According to an article from Justlanded.com, while credit cards are becoming more popular in Japan, only the most famous shops and supermarkets will accept credit cards, and even then many will accept Visa or Mastercard only. Most Japanese shops do not accept foreign debit cards. The most practical use for a debit card is to withdraw money from ATMs; you need to be sure that the ATM accepts international cards. You will have better luck with a Japanese debit card, though you will still find plenty of shops that refuse any debit card payment.
6. Sushi does not disappoint even for the low price
For you to have the best tasting traditional sushi here in the United States, you must pay the high price for it. But in Japan, the same great-tasting sushi only cost around $3 compared to $12 a piece. That’s because fresh fish is the norm in Japan and the only reason for the price difference is the skill level of the chef, which is typically a matter of where they trained according to Mona Nomura.
7. Tipping is not usual
There is no tipping culture in Japan, so the final bill you receive at restaurants, bars, and cafes are the exact amount that you need to pay. Some restaurants add a fixed percentage of the service charge to the bill, but it is not common. I remember leaving a tip at a café, and the staff chased us to give back the money.

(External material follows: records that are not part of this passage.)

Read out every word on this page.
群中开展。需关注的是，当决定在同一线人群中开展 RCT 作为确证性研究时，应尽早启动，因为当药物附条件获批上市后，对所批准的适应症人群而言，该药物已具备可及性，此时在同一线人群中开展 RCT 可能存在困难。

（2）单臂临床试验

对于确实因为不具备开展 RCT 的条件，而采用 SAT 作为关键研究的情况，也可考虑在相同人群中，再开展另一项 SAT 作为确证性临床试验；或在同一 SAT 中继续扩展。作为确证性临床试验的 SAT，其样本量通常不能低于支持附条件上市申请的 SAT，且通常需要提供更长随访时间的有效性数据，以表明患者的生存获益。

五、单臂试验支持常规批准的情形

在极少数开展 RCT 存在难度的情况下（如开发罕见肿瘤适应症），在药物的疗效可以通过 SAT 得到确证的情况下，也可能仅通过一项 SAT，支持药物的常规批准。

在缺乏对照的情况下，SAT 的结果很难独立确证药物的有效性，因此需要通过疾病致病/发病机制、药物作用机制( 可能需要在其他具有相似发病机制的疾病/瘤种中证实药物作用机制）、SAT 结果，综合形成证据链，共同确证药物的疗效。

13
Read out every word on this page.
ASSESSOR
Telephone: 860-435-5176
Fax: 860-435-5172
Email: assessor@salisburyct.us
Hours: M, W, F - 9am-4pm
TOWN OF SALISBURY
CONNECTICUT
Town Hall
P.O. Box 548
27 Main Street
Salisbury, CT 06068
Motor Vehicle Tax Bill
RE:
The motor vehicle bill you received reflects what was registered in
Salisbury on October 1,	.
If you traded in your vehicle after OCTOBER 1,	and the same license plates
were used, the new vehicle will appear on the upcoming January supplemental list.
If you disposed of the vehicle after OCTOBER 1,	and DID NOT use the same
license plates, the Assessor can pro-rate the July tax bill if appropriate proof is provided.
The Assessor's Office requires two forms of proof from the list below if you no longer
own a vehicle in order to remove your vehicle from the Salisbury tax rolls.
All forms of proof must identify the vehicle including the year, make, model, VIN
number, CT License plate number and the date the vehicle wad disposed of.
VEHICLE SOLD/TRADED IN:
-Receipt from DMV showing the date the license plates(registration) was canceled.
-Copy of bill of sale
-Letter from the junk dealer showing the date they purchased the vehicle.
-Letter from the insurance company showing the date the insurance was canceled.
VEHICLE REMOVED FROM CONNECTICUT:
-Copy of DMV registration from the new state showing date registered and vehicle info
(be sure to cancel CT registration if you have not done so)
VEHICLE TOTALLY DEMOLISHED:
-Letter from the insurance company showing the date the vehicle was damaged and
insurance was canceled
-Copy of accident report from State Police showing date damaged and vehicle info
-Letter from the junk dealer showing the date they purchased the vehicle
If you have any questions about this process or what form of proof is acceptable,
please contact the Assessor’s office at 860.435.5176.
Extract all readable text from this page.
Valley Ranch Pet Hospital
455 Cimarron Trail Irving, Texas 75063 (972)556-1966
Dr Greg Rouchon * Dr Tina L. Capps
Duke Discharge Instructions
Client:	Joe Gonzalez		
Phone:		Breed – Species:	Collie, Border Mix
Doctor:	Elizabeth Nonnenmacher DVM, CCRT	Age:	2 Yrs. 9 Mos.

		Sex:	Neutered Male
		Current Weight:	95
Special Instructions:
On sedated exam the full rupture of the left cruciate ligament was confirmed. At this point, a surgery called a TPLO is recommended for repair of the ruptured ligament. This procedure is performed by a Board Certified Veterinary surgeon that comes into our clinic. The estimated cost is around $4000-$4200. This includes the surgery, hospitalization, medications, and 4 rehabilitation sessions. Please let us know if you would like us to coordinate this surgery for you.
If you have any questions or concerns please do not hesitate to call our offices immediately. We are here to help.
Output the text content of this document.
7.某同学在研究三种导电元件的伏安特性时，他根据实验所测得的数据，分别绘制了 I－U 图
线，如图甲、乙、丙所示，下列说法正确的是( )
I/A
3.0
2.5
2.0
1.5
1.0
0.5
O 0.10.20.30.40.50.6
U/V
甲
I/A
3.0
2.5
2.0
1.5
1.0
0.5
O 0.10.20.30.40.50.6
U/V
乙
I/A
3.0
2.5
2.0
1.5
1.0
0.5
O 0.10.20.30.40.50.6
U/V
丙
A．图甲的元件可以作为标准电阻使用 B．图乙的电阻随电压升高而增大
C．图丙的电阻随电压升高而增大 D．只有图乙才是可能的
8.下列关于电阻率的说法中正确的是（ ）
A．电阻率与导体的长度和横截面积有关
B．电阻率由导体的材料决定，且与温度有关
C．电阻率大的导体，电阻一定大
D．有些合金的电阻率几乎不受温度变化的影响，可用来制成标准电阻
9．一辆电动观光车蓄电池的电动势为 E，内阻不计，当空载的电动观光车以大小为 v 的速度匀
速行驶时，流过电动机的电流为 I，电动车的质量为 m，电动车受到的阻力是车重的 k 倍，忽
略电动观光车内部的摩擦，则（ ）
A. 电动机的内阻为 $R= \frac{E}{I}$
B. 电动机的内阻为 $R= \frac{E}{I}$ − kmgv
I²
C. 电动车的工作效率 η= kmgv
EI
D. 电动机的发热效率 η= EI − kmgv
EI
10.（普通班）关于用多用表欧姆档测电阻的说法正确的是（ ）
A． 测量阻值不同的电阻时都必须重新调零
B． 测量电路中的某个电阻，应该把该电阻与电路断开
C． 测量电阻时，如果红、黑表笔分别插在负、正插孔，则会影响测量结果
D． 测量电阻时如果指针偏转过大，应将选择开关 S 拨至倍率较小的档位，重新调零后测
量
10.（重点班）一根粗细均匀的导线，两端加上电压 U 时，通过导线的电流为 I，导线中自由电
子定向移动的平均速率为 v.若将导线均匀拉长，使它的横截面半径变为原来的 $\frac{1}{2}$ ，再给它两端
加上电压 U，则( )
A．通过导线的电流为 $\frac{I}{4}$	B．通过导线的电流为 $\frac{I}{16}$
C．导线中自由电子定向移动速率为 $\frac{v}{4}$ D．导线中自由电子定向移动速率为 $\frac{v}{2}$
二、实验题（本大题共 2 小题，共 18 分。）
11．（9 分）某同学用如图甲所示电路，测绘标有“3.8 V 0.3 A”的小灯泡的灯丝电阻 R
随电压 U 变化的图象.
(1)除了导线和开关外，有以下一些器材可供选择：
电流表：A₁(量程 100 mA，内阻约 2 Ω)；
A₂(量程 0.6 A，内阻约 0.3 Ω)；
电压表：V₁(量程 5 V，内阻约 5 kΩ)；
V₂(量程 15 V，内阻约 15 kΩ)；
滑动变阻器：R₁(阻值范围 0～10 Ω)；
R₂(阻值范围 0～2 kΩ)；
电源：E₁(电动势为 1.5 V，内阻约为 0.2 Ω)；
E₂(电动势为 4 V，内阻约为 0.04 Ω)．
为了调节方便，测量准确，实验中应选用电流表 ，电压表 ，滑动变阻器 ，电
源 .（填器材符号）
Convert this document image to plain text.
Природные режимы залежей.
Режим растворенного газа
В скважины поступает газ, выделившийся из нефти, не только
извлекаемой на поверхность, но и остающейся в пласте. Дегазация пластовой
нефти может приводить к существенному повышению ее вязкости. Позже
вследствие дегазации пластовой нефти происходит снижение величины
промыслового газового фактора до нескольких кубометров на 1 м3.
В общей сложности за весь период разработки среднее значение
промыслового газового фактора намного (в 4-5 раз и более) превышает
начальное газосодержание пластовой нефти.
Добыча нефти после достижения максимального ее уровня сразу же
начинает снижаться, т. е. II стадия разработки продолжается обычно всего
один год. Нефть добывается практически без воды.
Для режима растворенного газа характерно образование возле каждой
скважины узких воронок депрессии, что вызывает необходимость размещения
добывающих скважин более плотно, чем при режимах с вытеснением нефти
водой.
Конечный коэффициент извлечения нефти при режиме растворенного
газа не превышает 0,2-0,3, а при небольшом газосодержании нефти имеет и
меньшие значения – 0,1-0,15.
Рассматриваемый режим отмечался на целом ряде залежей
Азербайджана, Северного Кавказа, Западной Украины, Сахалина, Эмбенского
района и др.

8. Get ready to be flexible
One of the most beautiful things about traveling abroad is that sometimes, things happen you did not plan for. A museum you intended to visit might be closed for repairs. An exhibit might have changed its hours. Perhaps, a famous restaurant does not have any more seats available. Get ready to be flexible and adapt your plans at a moment's notice while you're traveling abroad. That is not a terrible thing, though.
It is when your plans change that you often meet some of the most interesting people, experiences, and shops of your journey. Japan offers many various places to visit that you might not have noticed online, but once you're walking around, you will discover some incredible attractions that you will remember forever.
9. Lastly, visit the tourist website
I find it incredibly helpful visiting Japan's website for tourist. There are two websites that I used a lot before landing in Japan. It's www.japan-guide.com and www.gotokyo.org. The sites have everything you need to visit Japan for the first time. I use its itinerary suggestion and accommodation lists for Tokyo and Kyoto city. Be sure to check it out.
No matter what your reason for visiting Japan might be, get ready to have a wonderful time. Whether you're going for a week or a month, you're about to start an incredible journey to my most favorite country yet. Eat excellent food and meet fantastic people you will remember for the rest of your life.